Ahora bien, la simultaneidad de las voces sólo puede entenderse a cabalidad tras una lectura íntegra, desde luego, pero esta deja al lector inmerso en espirales de fenómenos comunicativos. Acaso la mayor dificultad estriba en jerarquizar la multiplicidad de voces y géneros, pues si bien el crisol social del conflicto se revela en toda su riqueza, permanecen relativamente ambiguos los efectos en la práctica. Sin embargo, muestra conexiones por medio de productores (incluso empresarios) culturales. El multifacético Lathrop le permite atar varios cabos: activo escritor y editor, luego fundador de una publicación satírica que, a su vez, fue una respuesta elocuente a la censura impuesta por las autoridades a la obra de teatro que dedicó al caso Sara Bell.
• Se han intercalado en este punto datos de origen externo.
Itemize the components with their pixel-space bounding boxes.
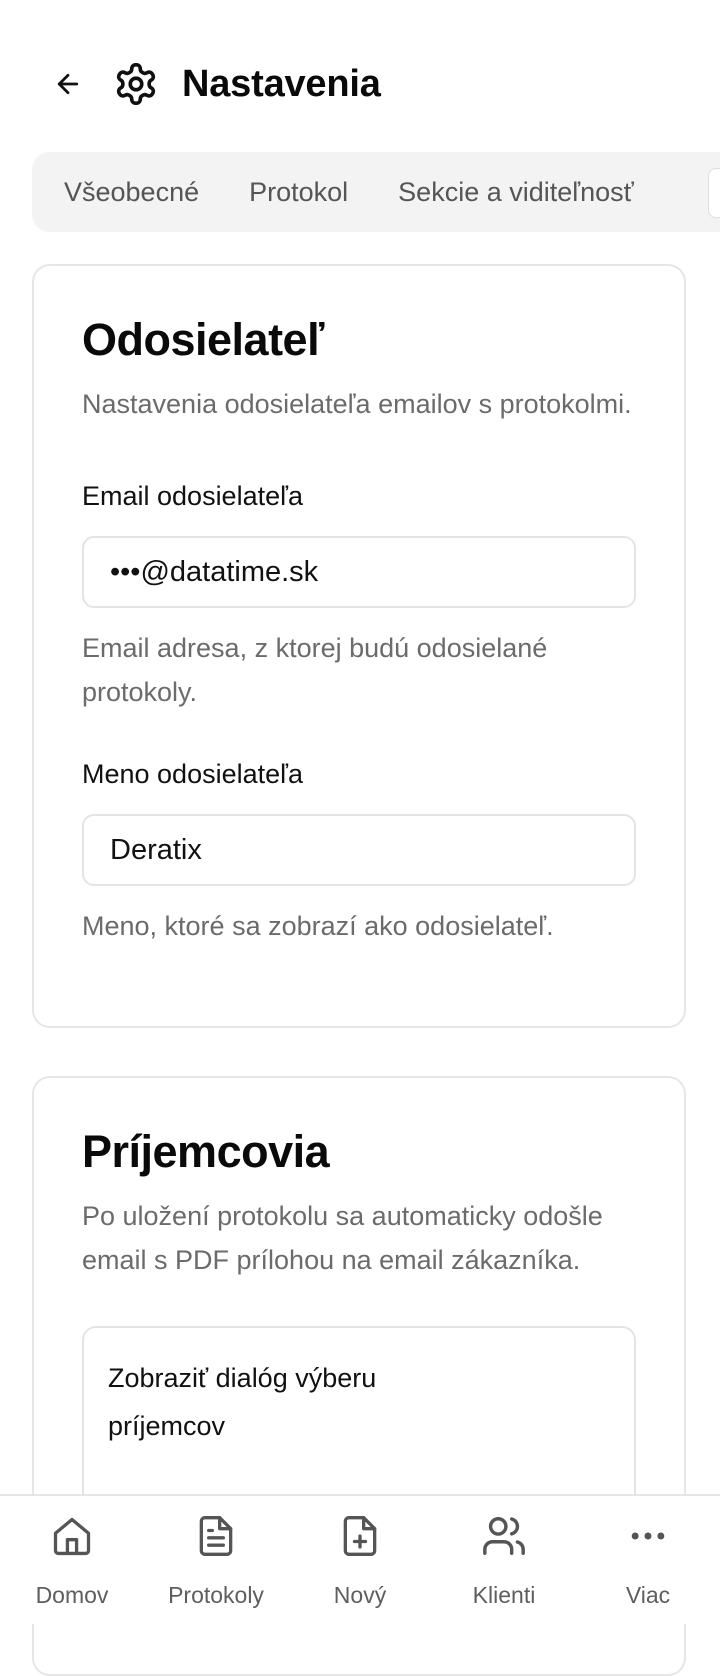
page-header: Nastavenia xyxy=(44,52,381,116)
tab-active-indicator[interactable] xyxy=(708,168,720,218)
nav-item-more[interactable]: Viac xyxy=(576,1496,720,1624)
sender-email-field[interactable]: •••@datatime.sk xyxy=(82,536,636,608)
nav-label-home: Domov xyxy=(35,1582,109,1608)
nav-label-clients: Klienti xyxy=(472,1582,536,1608)
file-plus-icon xyxy=(334,1510,386,1562)
sender-name-field[interactable]: Deratix xyxy=(82,814,636,886)
recipients-card-title: Príjemcovia xyxy=(82,1126,330,1177)
sender-name-helper: Meno, ktoré sa zobrazí ako odosielateľ. xyxy=(82,911,554,941)
nav-label-protocols: Protokoly xyxy=(168,1582,264,1608)
gear-icon xyxy=(112,60,160,108)
nav-item-home[interactable]: Domov xyxy=(0,1496,144,1624)
recipients-card-description: Po uložení protokolu sa automaticky odoš… xyxy=(82,1201,603,1275)
arrow-left-icon xyxy=(57,73,79,95)
more-icon xyxy=(622,1510,674,1562)
nav-label-new: Nový xyxy=(333,1582,387,1608)
document-icon xyxy=(190,1510,242,1562)
recipient-dialog-option-label: Zobraziť dialóg výberu príjemcov xyxy=(108,1363,377,1441)
page-title: Nastavenia xyxy=(182,62,381,105)
sender-name-label: Meno odosielateľa xyxy=(82,759,304,789)
nav-item-protocols[interactable]: Protokoly xyxy=(144,1496,288,1624)
sender-card-title: Odosielateľ xyxy=(82,314,324,365)
bottom-nav: Domov Protokoly Nový Klienti Viac xyxy=(0,1494,720,1624)
nav-item-new[interactable]: Nový xyxy=(288,1496,432,1624)
sender-email-value: •••@datatime.sk xyxy=(110,555,319,588)
settings-tabs: Všeobecné Protokol Sekcie a viditeľnosť xyxy=(32,152,720,232)
nav-label-more: Viac xyxy=(625,1582,671,1608)
sender-email-helper: Email adresa, z ktorej budú odosielané p… xyxy=(82,633,548,707)
sender-name-value: Deratix xyxy=(110,833,202,866)
nav-item-clients[interactable]: Klienti xyxy=(432,1496,576,1624)
home-icon xyxy=(46,1510,98,1562)
tab-protocol[interactable]: Protokol xyxy=(217,177,348,208)
sender-email-label: Email odosielateľa xyxy=(82,481,303,511)
sender-card-description: Nastavenia odosielateľa emailov s protok… xyxy=(82,389,632,419)
back-button[interactable] xyxy=(44,60,92,108)
tab-general[interactable]: Všeobecné xyxy=(32,177,199,208)
tab-sections-visibility[interactable]: Sekcie a viditeľnosť xyxy=(366,177,634,208)
users-icon xyxy=(478,1510,530,1562)
sender-card: Odosielateľ Nastavenia odosielateľa emai… xyxy=(32,264,686,1028)
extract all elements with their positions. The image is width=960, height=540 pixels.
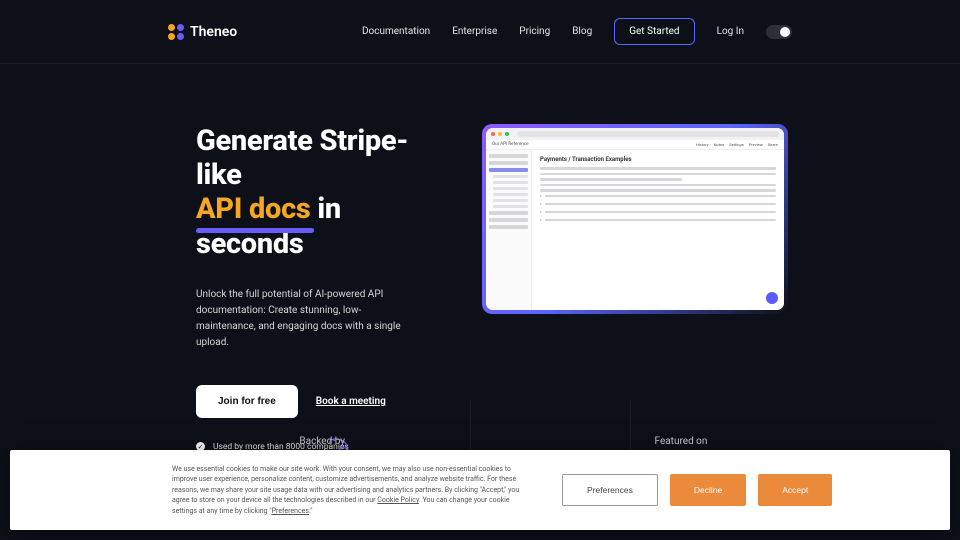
nav-enterprise[interactable]: Enterprise: [452, 26, 497, 37]
preview-topbar: Our API Reference History Notes Settings…: [486, 140, 784, 150]
cookie-policy-link[interactable]: Cookie Policy: [377, 496, 419, 504]
window-min-icon: [498, 132, 502, 136]
hero-sub: Unlock the full potential of AI-powered …: [196, 287, 416, 351]
preview-content: Payments / Transaction Examples: [532, 150, 784, 310]
backed-by-title: Backed by: [201, 436, 443, 447]
featured-on-title: Featured on: [603, 436, 759, 447]
main-nav: Documentation Enterprise Pricing Blog Ge…: [362, 18, 792, 45]
cta-row: Join for free Book a meeting: [196, 385, 446, 418]
preview-body: Payments / Transaction Examples: [486, 150, 784, 310]
chat-fab-icon: [766, 292, 778, 304]
logo-icon: [168, 24, 184, 40]
preview-tab: History: [696, 142, 709, 147]
site-header: Theneo Documentation Enterprise Pricing …: [0, 0, 960, 64]
hero-headline: Generate Stripe-like API docs in seconds: [196, 124, 446, 261]
nav-documentation[interactable]: Documentation: [362, 26, 430, 37]
cookie-preferences-link[interactable]: Preferences: [272, 507, 309, 515]
preview-tab: Share: [768, 142, 778, 147]
cookie-banner: We use essential cookies to make our sit…: [10, 450, 950, 531]
get-started-button[interactable]: Get Started: [614, 18, 694, 45]
preview-doc-title: Payments / Transaction Examples: [540, 156, 776, 163]
headline-accent: API docs: [196, 192, 310, 226]
theme-toggle[interactable]: [766, 25, 792, 39]
window-max-icon: [505, 132, 509, 136]
preview-tab: Settings: [729, 142, 744, 147]
cookie-decline-button[interactable]: Decline: [670, 474, 746, 506]
book-a-meeting-link[interactable]: Book a meeting: [316, 396, 386, 407]
nav-blog[interactable]: Blog: [572, 26, 592, 37]
product-preview: Our API Reference History Notes Settings…: [482, 124, 788, 314]
preview-sidebar: [486, 150, 532, 310]
brand-name: Theneo: [190, 24, 237, 40]
preview-topbar-title: Our API Reference: [492, 142, 529, 147]
join-for-free-button[interactable]: Join for free: [196, 385, 298, 418]
nav-pricing[interactable]: Pricing: [519, 26, 550, 37]
brand[interactable]: Theneo: [168, 24, 237, 40]
nav-login[interactable]: Log In: [717, 26, 744, 37]
cookie-buttons: Preferences Decline Accept: [562, 474, 832, 506]
preview-window: Our API Reference History Notes Settings…: [486, 128, 784, 310]
preview-tab: Preview: [749, 142, 763, 147]
hero-copy: Generate Stripe-like API docs in seconds…: [196, 124, 446, 452]
preview-tab: Notes: [714, 142, 725, 147]
browser-chrome: [486, 128, 784, 140]
cookie-text: We use essential cookies to make our sit…: [172, 464, 532, 517]
url-bar: [517, 131, 779, 137]
cookie-accept-button[interactable]: Accept: [758, 474, 832, 506]
cookie-preferences-button[interactable]: Preferences: [562, 474, 658, 506]
headline-part1: Generate Stripe-like: [196, 124, 408, 192]
hero: Generate Stripe-like API docs in seconds…: [0, 64, 960, 452]
window-close-icon: [491, 132, 495, 136]
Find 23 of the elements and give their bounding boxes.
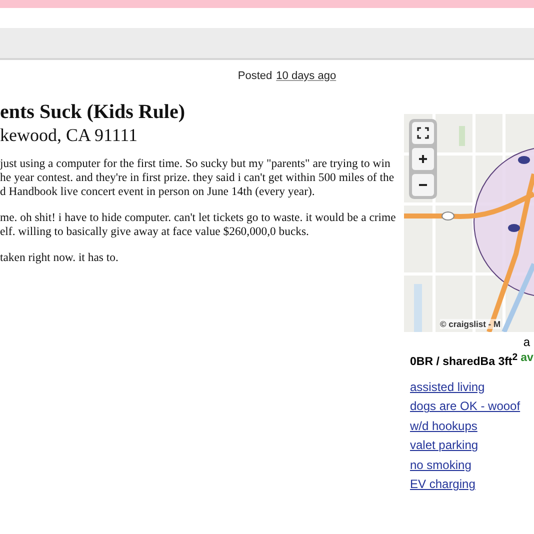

La complicación expositiva no es menor, porque el relato no puede evolucionar más allá de los límites impuestos por el “crimen de la calle Fontecilla”. Para entender “en funcionamiento” diversas expresiones culturales, explica diacrónicamente la evolución de los soportes impresos. En esencia, resulta grato y de interés leer este libro como una propuesta sólida para analizar y explicar la esfera pública en tanto “instancia de mediación entre el Estado y la sociedad civil” (p. 26). Los cruces e intercambios, como por ejemplo la apropiación y reproducción de noticias e imágenes, hacen de este un libro que complejiza fenómenos comunicativos, experiencias urbanas y conflictos socioculturales. Para terminar, las voces que circularon en el Santiago del novecientos lograron su estabilidad en la cultura escrita, que Cornejo va desbrozando como ondas concéntricas en torno a un caso. Cada onda precisó entretejer ejes vinculados, pero con agendas historiográficas propias: historia de la criminalidad y la justicia en menor medida y, con mucho mayor peso, historia de las representaciones, mediaciones, oralidad y escritura, imágenes e imaginarios y, en menor medida, de la recepción. Todo ello sin perder de vista problemas y perspectivas de la historia social.

1Para las prácticas de escritura en los agentes policiales de América del Sur, véase Diego A. Galeano y Marcos L. Bretas (eds.), Policías escritores, delitos impresos. Revistas policiales en América del Sur, La Plata, Teseo, 2016.